Pour la forme, Camille ajoute :

— Ce n’est pas seulement un braquage, il y a tentative de meurtre aggravée et…

La commissaire le regarde bizarrement puis hoche la tête, lentement, comme si, au-delà de la manœuvre, somme toute assez lourdingue, du commandant, elle discernait une petite lueur, indéfinissable, comme si elle cherchait à comprendre quelque chose. Ou comme si elle comprenait. Ou qu’elle était sur le point de comprendre. Camille sait combien cette femme est sensitive, dès qu’il y a une emmerde, son sismographe hurle à la mort.

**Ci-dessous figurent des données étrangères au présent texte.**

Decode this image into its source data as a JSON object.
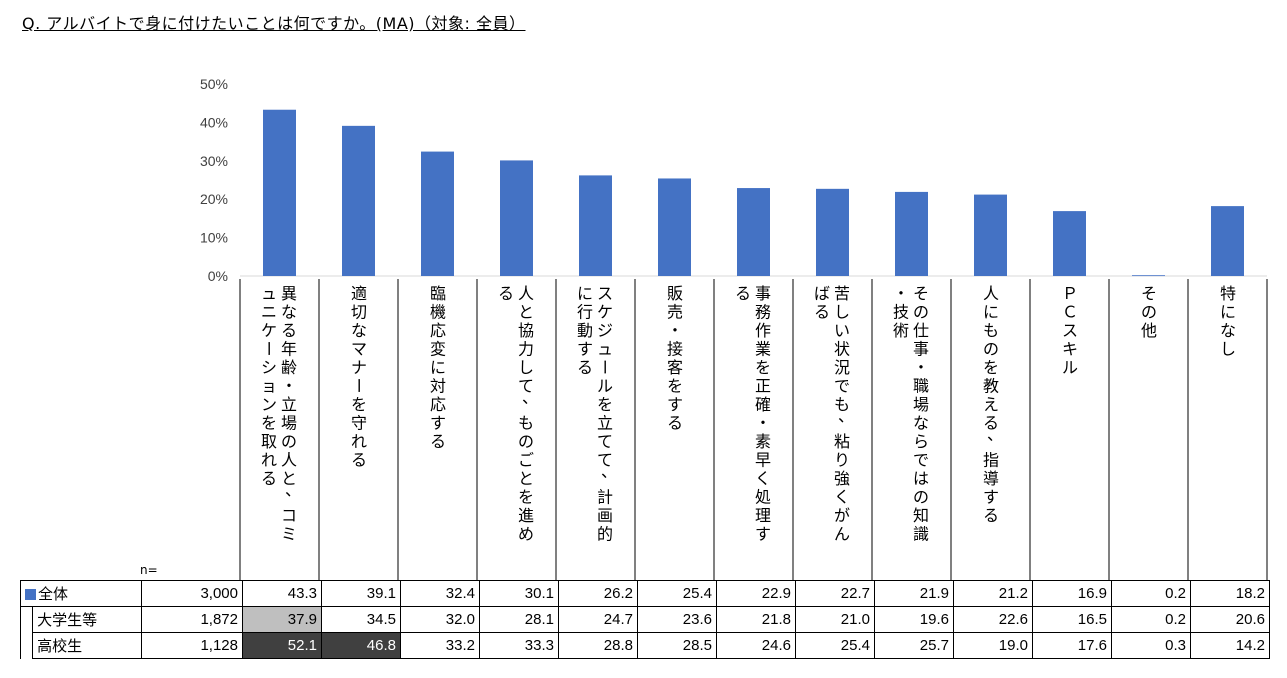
{
  "question": "Q. アルバイトで身に付けたいことは何ですか。(MA)（対象: 全員）",
  "n_label": "n=",
  "chart_data": {
    "type": "bar",
    "categories": [
      "異なる年齢・立場の人と、コミュニケーションを取れる",
      "適切なマナーを守れる",
      "臨機応変に対応する",
      "人と協力して、ものごとを進める",
      "スケジュールを立てて、計画的に行動する",
      "販売・接客をする",
      "事務作業を正確・素早く処理する",
      "苦しい状況でも、粘り強くがんばる",
      "その仕事・職場ならではの知識・技術",
      "人にものを教える、指導する",
      "ＰＣスキル",
      "その他",
      "特になし"
    ],
    "series": [
      {
        "name": "全体",
        "n": "3,000",
        "values": [
          43.3,
          39.1,
          32.4,
          30.1,
          26.2,
          25.4,
          22.9,
          22.7,
          21.9,
          21.2,
          16.9,
          0.2,
          18.2
        ]
      },
      {
        "name": "大学生等",
        "n": "1,872",
        "values": [
          37.9,
          34.5,
          32.0,
          28.1,
          24.7,
          23.6,
          21.8,
          21.0,
          19.6,
          22.6,
          16.5,
          0.2,
          20.6
        ]
      },
      {
        "name": "高校生",
        "n": "1,128",
        "values": [
          52.1,
          46.8,
          33.2,
          33.3,
          28.8,
          28.5,
          24.6,
          25.4,
          25.7,
          19.0,
          17.6,
          0.3,
          14.2
        ]
      }
    ],
    "plotted_series": "全体",
    "yticks": [
      "0%",
      "10%",
      "20%",
      "30%",
      "40%",
      "50%"
    ],
    "ylim": [
      0,
      50
    ],
    "highlight": {
      "light": [
        [
          1,
          0
        ]
      ],
      "dark": [
        [
          2,
          0
        ],
        [
          2,
          1
        ]
      ]
    },
    "colors": {
      "bar": "#4472C4",
      "light": "#BFBFBF",
      "dark": "#404040"
    }
  }
}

Il reprend alors l’initiative, de son ton le plus convaincant, en parlant très vite :

— Je vais vous expliquer. Mon type a été en relation avec un autre type qui a fait partie d’une équipe, c’était l’an dernier, l’histoire n’avait rien à voir mais on avait…

La divisionnaire Michard lui coupe la parole d’un geste, l’air de dire qu’elle a déjà sa dose de problèmes. Qu’elle a compris. Que de toute manière, elle est trop récente sur ce poste pour s’interposer entre son patron et son subordonné.

— D’accord, commandant. Je vais en parler au juge Pereira.

Il ne le montre pas mais c’est exactement ce qu’espérait Camille.

Parce que s’il n’avait pas obtenu cette reddition aussi rapidement, il n’a pas la moindre idée de la manière dont il pouvait terminer sa phrase.

15 h 15

Louis est parti rapidement. Camille, prisonnier de sa fonction, a dû attendre presque jusqu’au bout. La cérémonie était longue, très longue, limitée à l’opportunité pour chacun de montrer ce qu’il sait faire en matière de discours. Camille s’est esquivé discrètement dès qu’il l’a pu.

Tandis qu’il rejoint sa voiture, il écoute un message qui vient juste d’arriver. C’est Louis. Il a passé aussitôt quelques coups de fil, il a déjà l’essentiel :

— Le Mossberg 500 dans un braquage, on ne trouve qu’une seule occurrence. Le 17 janvier dernier. La ressemblance fait peu de doute. Et cette affaire, ce n’est pas rien… Vous me rappelez ?

Camille rappelle.

— En janvier, explique Louis, c’était autrement plus sévère. Quadruple braquage ! Un mort. Le patron du gang est connu. Vincent Hafner. On n’avait plus de nouvelles de lui depuis l’affaire de janvier. Il signe là un retour très remarqué…

15 h 20

Agitation soudaine au Brasseur.

Les conversations sont interrompues par les sirènes, tout le monde se précipite vers la terrasse, se penche sur la rue, on dirait que les gyrophares montent d’un ton. Le patron est définitif : c’est le ministre de l’Intérieur. On cherche son nom, en vain, ce serait un présentateur télé, ce serait plus facile. Les commentaires reprennent. Certains pensent que cette agitation est due à un rebondissement, on a découvert un cadavre ou un truc comme ça, le patron ferme de nouveau les yeux, suffisant. La contradiction de la clientèle est un hommage à son érudition.